Secondly, these players become valuable commodities. Their journey—EuroLeague to NCAA to potential NBA glory—becomes a blueprint, or at least a highly visible, alternative route. This could entice more international athletes, perhaps from countries with developing basketball programs, including those in South Asia or the Muslim world where sport infrastructure sometimes lags behind raw talent. The ‘American Dream’ of the NBA becomes more accessible, but also more financially opaque.

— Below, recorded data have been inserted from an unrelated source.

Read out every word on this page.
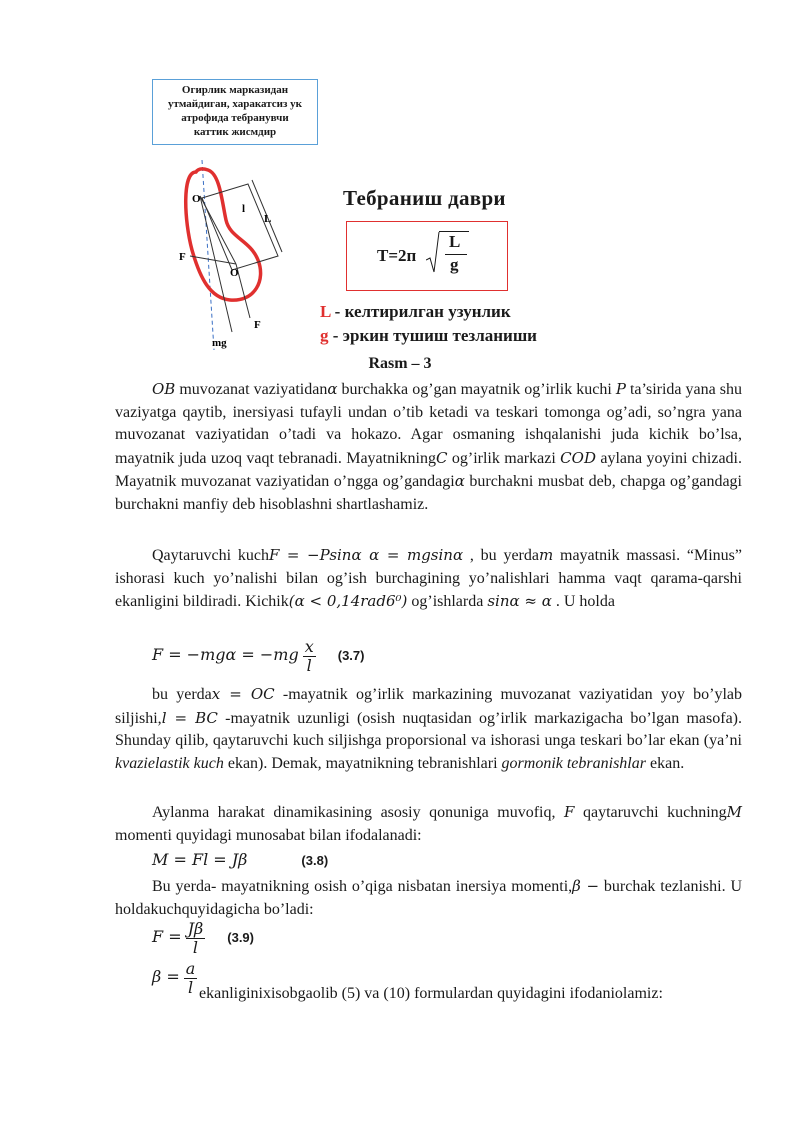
Огирлик марказидан
утмайдиган, харакатсиз ук
атрофида тебранувчи
каттик жисмдир
O
l
L
F
O
F
mg
Тебраниш даври
T=2п
L
g
L - келтирилган узунлик
g - эркин тушиш тезланиши
Rasm – 3
OB muvozanat vaziyatidanα burchakka og’gan mayatnik og’irlik kuchi P ta’sirida yana shu vaziyatga qaytib, inersiyasi tufayli undan o’tib ketadi va teskari tomonga og’adi, so’ngra yana muvozanat vaziyatidan o’tadi va hokazo. Agar osmaning ishqalanishi juda kichik bo’lsa, mayatnik juda uzoq vaqt tebranadi. MayatnikningC og’irlik markazi COD aylana yoyini chizadi. Mayatnik muvozanat vaziyatidan o’ngga og’gandagiα burchakni musbat deb, chapga og’gandagi burchakni manfiy deb hisoblashni shartlashamiz.
Qaytaruvchi kuchF = −Psinα α = mgsinα , bu yerdam mayatnik massasi. “Minus” ishorasi kuch yo’nalishi bilan og’ish burchagining yo’nalishlari hamma vaqt qarama-qarshi ekanligini bildiradi. Kichik(α < 0,14rad6⁰) og’ishlarda sinα ≈ α . U holda
$F = -mg\alpha = -mg \frac{x}{l} (3.7)$
bu yerdax = OC -mayatnik og’irlik markazining muvozanat vaziyatidan yoy bo’ylab siljishi,l = BC -mayatnik uzunligi (osish nuqtasidan og’irlik markazigacha bo’lgan masofa). Shunday qilib, qaytaruvchi kuch siljishga proporsional va ishorasi unga teskari bo’lar ekan (ya’ni kvazielastik kuch ekan). Demak, mayatnikning tebranishlari gormonik tebranishlar ekan.
Aylanma harakat dinamikasining asosiy qonuniga muvofiq, F qaytaruvchi kuchningM momenti quyidagi munosabat bilan ifodalanadi:
M = Fl = Jβ	(3.8)
Bu yerda- mayatnikning osish o’qiga nisbatan inersiya momenti,β − burchak tezlanishi. U holdakuchquyidagicha bo’ladi:
$F = \frac{J\beta}{l} (3.9)$
$\beta = \frac{a}{l}$ ekanliginixisobgaolib (5) va (10) formulardan quyidagini ifodaniolamiz:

But there’s also an economic angle for universities. Recruiting established pros can be cheaper, potentially, than chasing top high school prospects or transfer portal stars who command exorbitant NIL collectives. These players are also more ready for the physicality — and mental grind of high-level college basketball. It’s less about development, you see, — and more about immediate impact. Policy-wise, this means the ‘amateur’ system is essentially operating as a development league, free to harvest global talent often subsidized by foreign pro circuits, effectively creating an inverted immigration policy for elite athletes. It’s a mess, but a rather effective one for those who understand how to navigate its tangled rules.